The woman had fainted and they carried her away. The light fell a moment on the Jew’s livid face, the next Braith stood under the dark porch of the empty theater. The confusion was all at the stage entrance. Here, in front, the deserted street was white and black and silent under the electric lamps. All the lonelier for two wretched gamins, counting their dirty sous and draggled newspapers.

When they saw Braith they started for him; one was ahead in the race, but the other gained on him, reached him, dealt him a merciless blow, and panted up to Braith.

The defeated one, crying bitterly, gathered up his scattered papers from the gutter.

“Curse you, Rigaud! you hound!” he cried, in a passion of tears. “Curse you, son of a murderer!”

The first gamin whipped out a paper and thrust it toward Braith.

“Buy it, Monsieur!” he whined, “the last edition, full account of the Boulangist riot this morning; burning of the Prussian flags; explosion on a warship; murder in Germany, discovered by an English Milord—”
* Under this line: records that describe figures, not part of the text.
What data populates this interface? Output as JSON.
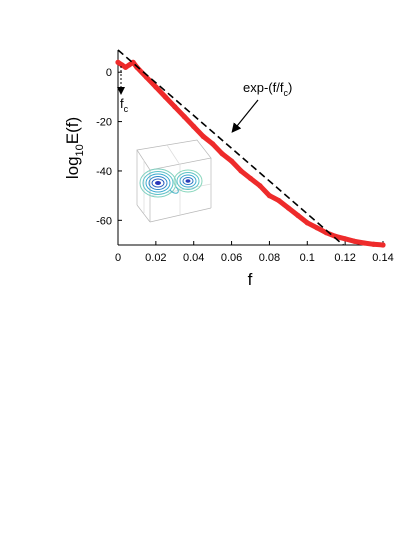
{
  "chart_data": {
    "type": "line",
    "xlabel": "f",
    "ylabel_main": "log",
    "ylabel_sub": "10",
    "ylabel_tail": "E(f)",
    "xlim": [
      0,
      0.14
    ],
    "ylim": [
      -70,
      9
    ],
    "x_ticks": [
      0,
      0.02,
      0.04,
      0.06,
      0.08,
      0.1,
      0.12,
      0.14
    ],
    "x_tick_labels": [
      "0",
      "0.02",
      "0.04",
      "0.06",
      "0.08",
      "0.1",
      "0.12",
      "0.14"
    ],
    "y_ticks": [
      0,
      -20,
      -40,
      -60
    ],
    "y_tick_labels": [
      "0",
      "-20",
      "-40",
      "-60"
    ],
    "grid": false,
    "series": [
      {
        "color": "#ee2b2b",
        "style": "solid-thick",
        "x": [
          0,
          0.002,
          0.004,
          0.006,
          0.008,
          0.01,
          0.015,
          0.02,
          0.025,
          0.03,
          0.035,
          0.04,
          0.045,
          0.05,
          0.055,
          0.06,
          0.065,
          0.07,
          0.075,
          0.08,
          0.085,
          0.09,
          0.095,
          0.1,
          0.105,
          0.11,
          0.115,
          0.12,
          0.125,
          0.13,
          0.135,
          0.14
        ],
        "y": [
          4,
          3,
          2,
          3,
          4,
          2,
          -2,
          -6,
          -10,
          -14,
          -18,
          -22,
          -26,
          -29,
          -33,
          -36,
          -40,
          -43,
          -46,
          -50,
          -52,
          -55,
          -58,
          -61,
          -63,
          -65,
          -66.5,
          -67.5,
          -68.5,
          -69.2,
          -69.7,
          -70
        ]
      },
      {
        "color": "#000000",
        "style": "dashed",
        "x": [
          0,
          0.119
        ],
        "y": [
          9,
          -70
        ]
      }
    ],
    "annotations": {
      "fit_label_main": "exp-(f/f",
      "fit_label_sub": "c",
      "fit_label_tail": ")",
      "fc_label_main": "f",
      "fc_label_sub": "c"
    }
  }
}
Braith was walking fast; the gamin ran by his side for a moment, but soon gave it up. Braith walked faster and faster; he was almost running when he reached his own door. There was a light in his window. He rushed up the stairs and into his room.

Clifford was sitting there, his head in his hands. Braith touched him, trying to speak lightly.

“Are you asleep, old man?”

Clifford raised a colorless face to his.

“What is it? Can’t you speak?”

But Clifford only pointed to a crumpled telegram lying on the table, and hid his face again as Braith raised the paper to the light.